# ALICE zeroes in on cold-matter effects

13 January 2017

Measuring the production cross-section of charm hadrons in proton–proton collisions provides an important test of perturbative quantum chromodynamics (QCD). In proton–nucleus collisions, “cold-matter” effects related to the presence of nuclei in the colliding system are expected to modify the production cross-section and the transverse-momentum distribution of open-charm hadrons. Assessing such effects is thus crucial for interpreting the results from heavy-ion collisions, where a hot and dense medium of deconfined partons – the quark–gluon plasma (QGP) – is formed.

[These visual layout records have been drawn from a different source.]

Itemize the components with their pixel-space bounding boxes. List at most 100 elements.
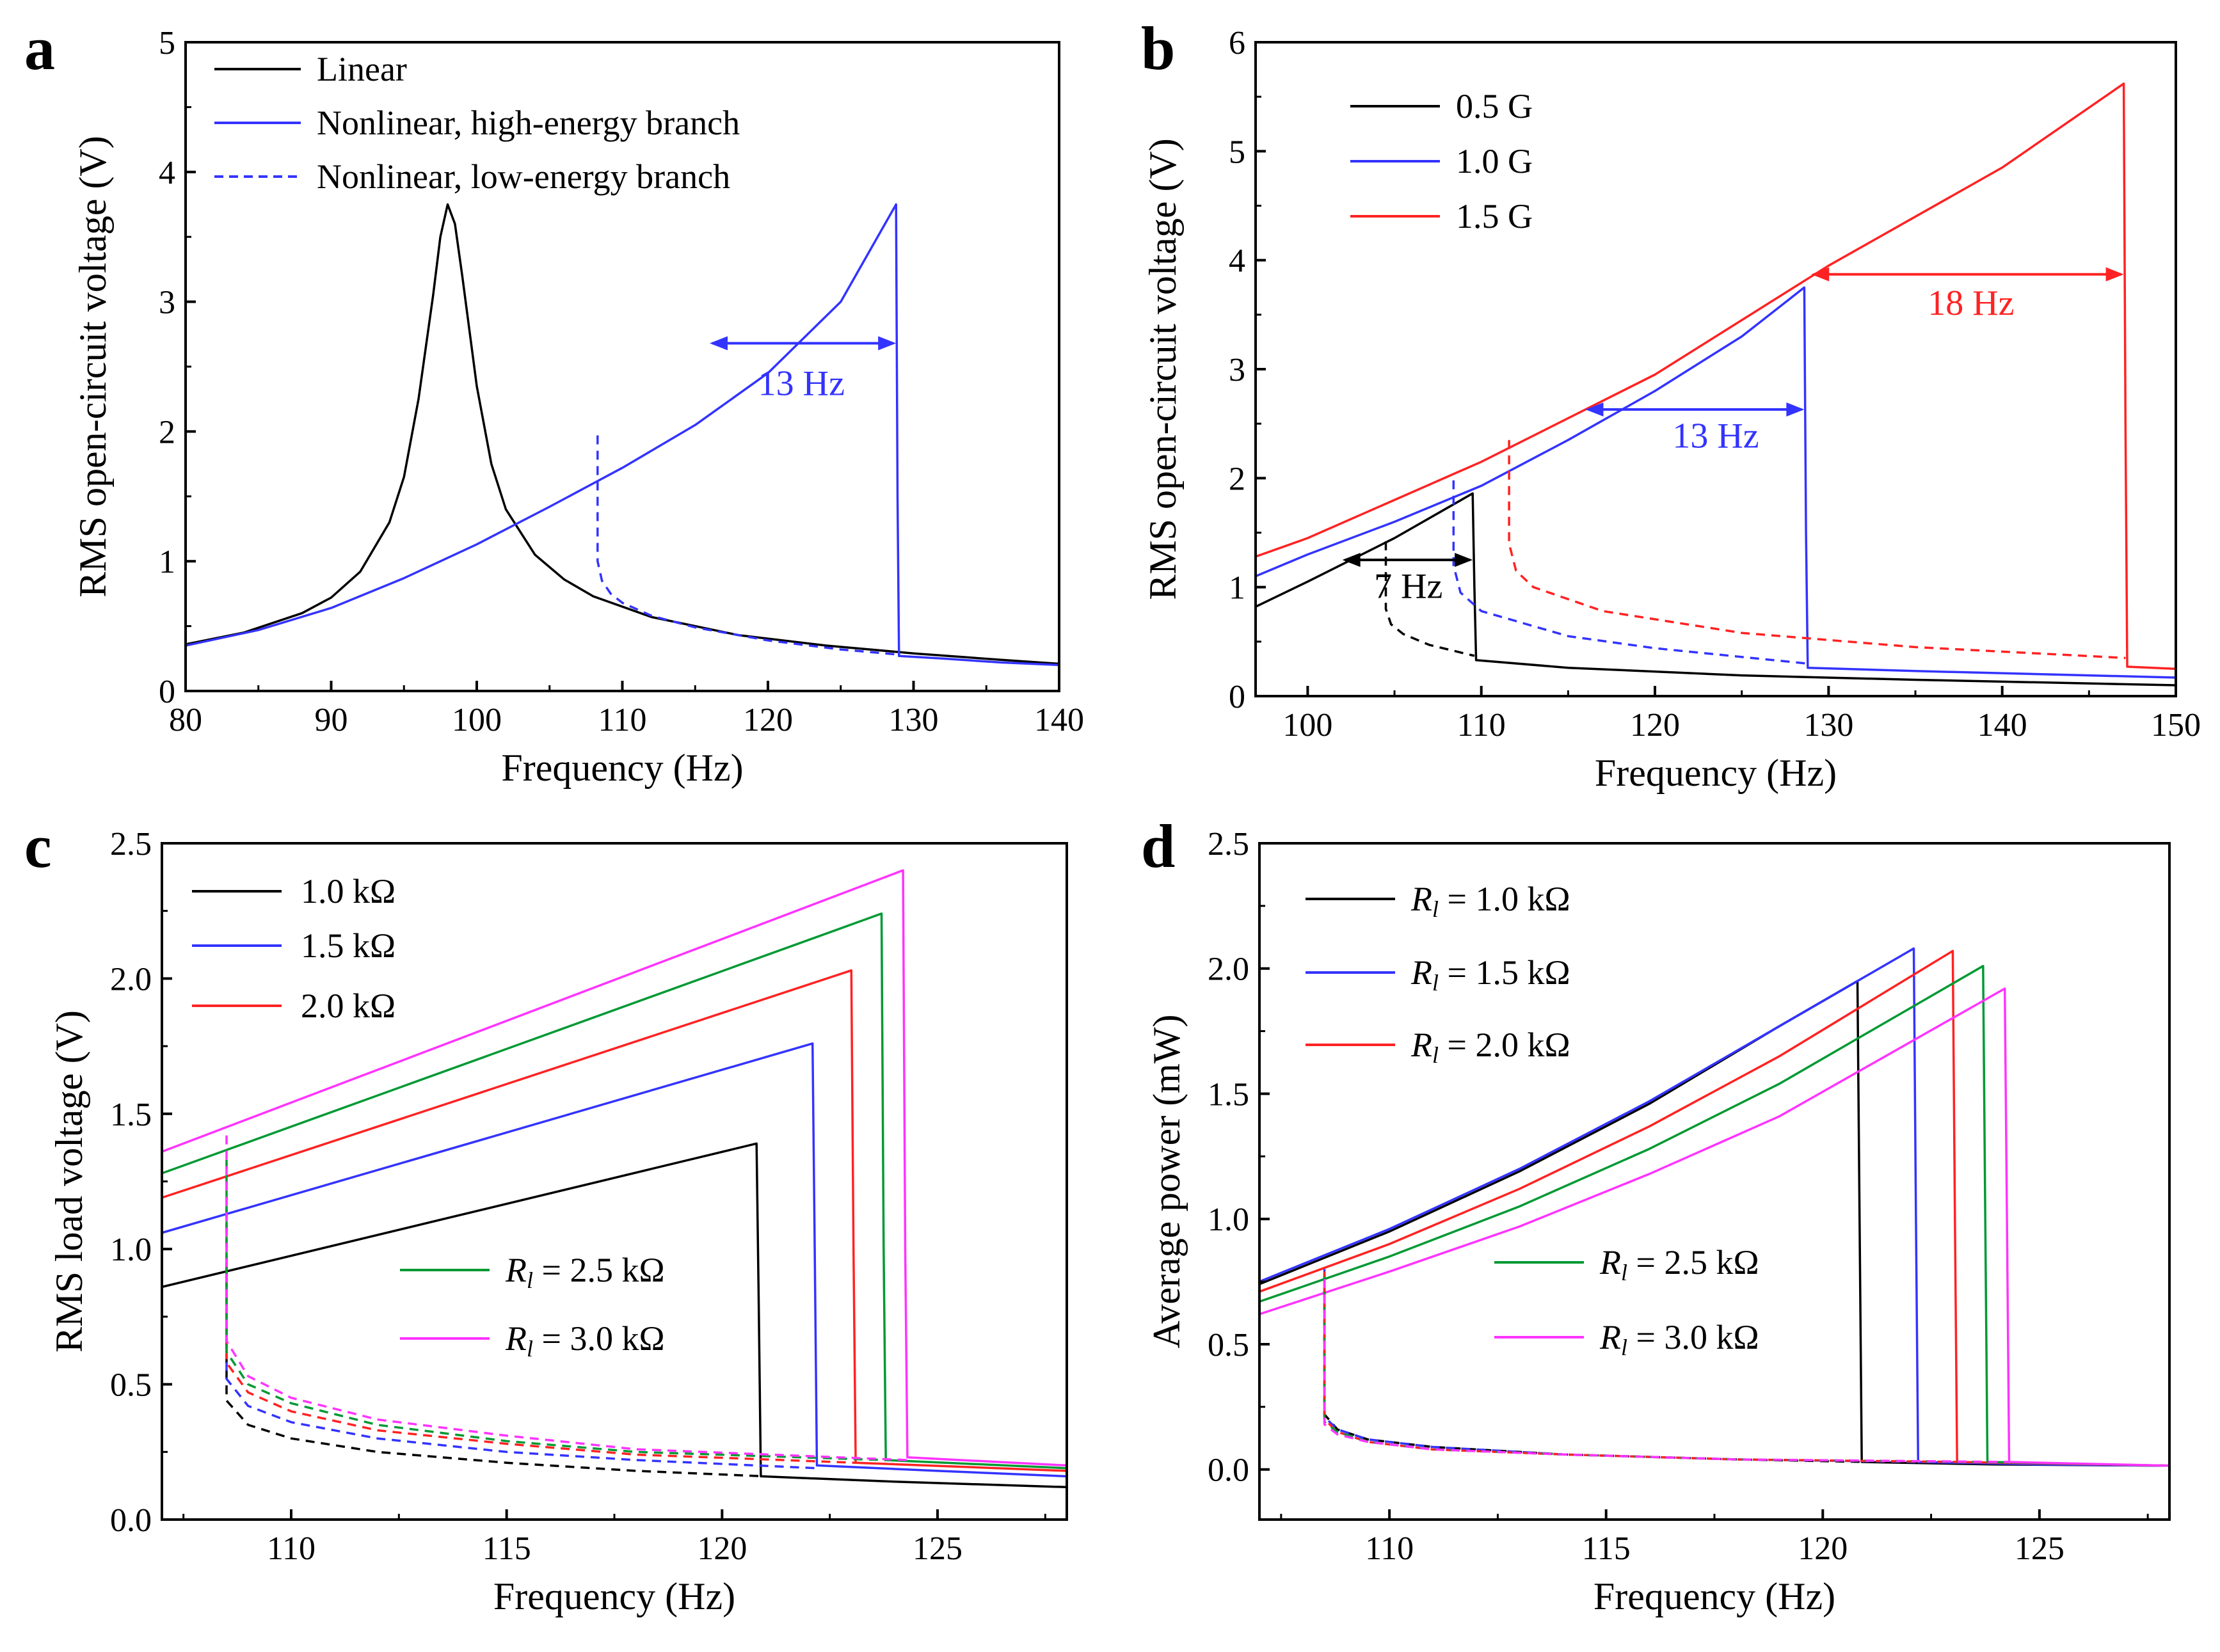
x-axis-label-c: Frequency (Hz) — [493, 1575, 735, 1617]
legend-d-bottom: Rl = 2.5 kΩ Rl = 3.0 kΩ — [1494, 1243, 1759, 1360]
series-line-c-9 — [225, 1135, 907, 1461]
y-tick-label-b-5: 5 — [1229, 134, 1245, 170]
y-tick-label-a-1: 1 — [159, 544, 175, 580]
arrowhead-left-b-2 — [1585, 402, 1604, 417]
panel-a-chart: 80 90 100 110 120 130 140 0 1 2 3 4 5 Frequency (Hz) R… — [72, 25, 1084, 789]
legend-d-label-1k: Rl = 1.0 kΩ — [1410, 880, 1570, 922]
y-tick-label-b-4: 4 — [1229, 243, 1245, 280]
series-line-b-1 — [1256, 286, 2176, 679]
series-line-d-7 — [1323, 1271, 1958, 1463]
series-line-c-4 — [162, 869, 1067, 1467]
legend-a: Linear Nonlinear, high-energy branch Non… — [214, 50, 740, 196]
x-tick-label-b-4: 140 — [1977, 707, 2027, 743]
y-tick-label-d-1: 0.5 — [1208, 1327, 1249, 1363]
legend-d-label-2k: Rl = 2.0 kΩ — [1410, 1026, 1570, 1068]
y-tick-label-c-4: 2.0 — [110, 961, 152, 997]
y-axis-label-c: RMS load voltage (V) — [48, 1010, 90, 1353]
panel-letter-a: a — [24, 14, 55, 83]
legend-a-label-linear: Linear — [317, 50, 407, 88]
x-tick-label-d-0: 110 — [1365, 1530, 1414, 1567]
panel-letter-c: c — [24, 812, 52, 880]
annotation-label-a-1: 13 Hz — [758, 364, 845, 404]
series-line-a-1 — [186, 203, 1059, 667]
legend-b-label-05g: 0.5 G — [1456, 87, 1533, 125]
y-tick-label-c-5: 2.5 — [110, 826, 152, 862]
series-line-c-0 — [162, 1142, 1067, 1489]
y-tick-label-d-5: 2.5 — [1208, 826, 1249, 862]
arrowhead-left-b-4 — [1811, 267, 1830, 282]
legend-b-label-10g: 1.0 G — [1456, 142, 1533, 180]
series-line-d-2 — [1259, 949, 2169, 1467]
arrowhead-right-b-0 — [1455, 553, 1473, 568]
y-axis-label-b: RMS open-circuit voltage (V) — [1142, 138, 1184, 600]
legend-c-label-2k: 2.0 kΩ — [301, 987, 395, 1025]
series-line-c-8 — [225, 1159, 886, 1461]
series-line-b-2 — [1256, 82, 2176, 671]
y-tick-label-a-3: 3 — [159, 285, 175, 321]
x-tick-label-d-1: 115 — [1582, 1530, 1631, 1567]
y-tick-label-c-1: 0.5 — [110, 1367, 152, 1404]
legend-a-label-high: Nonlinear, high-energy branch — [317, 104, 740, 142]
series-line-c-1 — [162, 1042, 1067, 1478]
series-line-c-2 — [162, 969, 1067, 1472]
panel-b-chart: 100 110 120 130 140 150 0 1 2 3 4 5 6 Frequency (Hz) R… — [1142, 25, 2201, 794]
x-tick-label-c-2: 120 — [697, 1530, 747, 1567]
y-tick-label-b-2: 2 — [1229, 461, 1245, 497]
series-line-d-3 — [1259, 965, 2169, 1467]
arrowhead-left-a-0 — [710, 336, 728, 351]
x-tick-label-a-3: 110 — [598, 702, 646, 738]
legend-c-bottom: Rl = 2.5 kΩ Rl = 3.0 kΩ — [400, 1251, 665, 1362]
legend-b: 0.5 G 1.0 G 1.5 G — [1350, 87, 1533, 235]
y-tick-label-c-3: 1.5 — [110, 1097, 152, 1133]
y-tick-label-a-0: 0 — [159, 674, 175, 710]
x-tick-label-a-1: 90 — [315, 702, 348, 738]
arrowhead-right-b-2 — [1786, 402, 1805, 417]
legend-c-label-25k: Rl = 2.5 kΩ — [505, 1251, 665, 1293]
panel-c-chart: 110 115 120 125 0.0 0.5 1.0 1.5 2.0 2.5 Frequency … — [48, 826, 1068, 1617]
legend-c-top: 1.0 kΩ 1.5 kΩ 2.0 kΩ — [192, 872, 395, 1025]
y-tick-label-c-0: 0.0 — [110, 1502, 152, 1539]
arrowhead-right-b-4 — [2105, 267, 2124, 282]
series-line-d-4 — [1259, 987, 2169, 1467]
series-line-d-5 — [1323, 1274, 1867, 1463]
legend-c-label-15k: 1.5 kΩ — [301, 926, 395, 965]
y-tick-label-a-5: 5 — [159, 25, 175, 61]
y-tick-label-b-1: 1 — [1229, 570, 1245, 607]
series-line-c-5 — [225, 1262, 765, 1478]
y-tick-label-a-4: 4 — [159, 155, 175, 191]
annotation-label-b-3: 13 Hz — [1672, 417, 1759, 456]
legend-b-label-15g: 1.5 G — [1456, 197, 1533, 235]
y-tick-label-b-0: 0 — [1229, 679, 1245, 715]
legend-d-top: Rl = 1.0 kΩ Rl = 1.5 kΩ Rl = 2.0 kΩ — [1306, 880, 1570, 1068]
x-tick-label-b-2: 120 — [1630, 707, 1680, 743]
x-tick-label-b-0: 100 — [1282, 707, 1332, 743]
x-tick-label-c-3: 125 — [913, 1530, 962, 1567]
x-tick-label-a-0: 80 — [169, 702, 202, 738]
x-tick-label-d-3: 125 — [2015, 1530, 2064, 1567]
y-tick-label-d-0: 0.0 — [1208, 1452, 1249, 1489]
y-tick-label-c-2: 1.0 — [110, 1232, 152, 1268]
series-line-b-5 — [1508, 440, 2126, 660]
y-tick-label-d-4: 2.0 — [1208, 951, 1249, 988]
series-line-c-7 — [225, 1181, 856, 1464]
arrowhead-left-b-0 — [1342, 553, 1361, 568]
legend-d-label-3k: Rl = 3.0 kΩ — [1599, 1318, 1759, 1360]
y-axis-label-d: Average power (mW) — [1146, 1015, 1188, 1349]
y-tick-label-b-6: 6 — [1229, 25, 1245, 61]
legend-d-label-15k: Rl = 1.5 kΩ — [1410, 953, 1570, 996]
series-line-c-6 — [225, 1208, 817, 1470]
panel-letter-d: d — [1141, 812, 1175, 880]
x-axis-label-a: Frequency (Hz) — [501, 747, 743, 789]
panel-letter-b: b — [1141, 14, 1175, 83]
x-axis-label-d: Frequency (Hz) — [1593, 1575, 1835, 1617]
legend-d-label-25k: Rl = 2.5 kΩ — [1599, 1243, 1759, 1285]
x-tick-label-b-3: 130 — [1803, 707, 1853, 743]
series-line-b-4 — [1452, 480, 1807, 665]
legend-a-label-low: Nonlinear, low-energy branch — [317, 157, 730, 196]
x-tick-label-c-1: 115 — [483, 1530, 531, 1567]
series-line-a-2 — [596, 435, 899, 656]
arrowhead-right-a-0 — [878, 336, 897, 351]
annotation-label-b-5: 18 Hz — [1928, 283, 2014, 323]
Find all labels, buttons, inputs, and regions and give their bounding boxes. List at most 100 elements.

Previously, ALICE measured D-meson production in proton–lead collisions and found no substantial modification relative to proton–proton interactions within the kinematic range of the measurement (covering a transverse momentum, pT, between one and 24 GeV/c at mid-rapidity). Most cold-nuclear-matter effects are expected to modify charm production at low pT, but no measurement of D-meson production down to zero transverse momentum was performed at mid-rapidity at LHC energies.

Recently the ALICE collaboration extended the measurement of the D0-meson cross-section down to zero pT in proton–proton collisions at 7 TeV and in proton–lead collisions at 5.02 TeV. In contrast to previous ALICE publications, the analysis relied on estimating and subtracting the combinatorial background without having to reconstruct the D0 decay vertex. This allowed the first measurement of the D0 signal in the interval 0 < pT < 1 GeV/c and a significant reduction of the uncertainties in the interval 1 < pT < 2 GeV/c compared with previous results.

The current precision of the measurement does not yet confirm the role of the different nuclear effects or the possible presence of additional hot-medium effects. However, applied to larger data sets in the future, the analysis technique will provide insight into the physics-rich region close to pT = 0.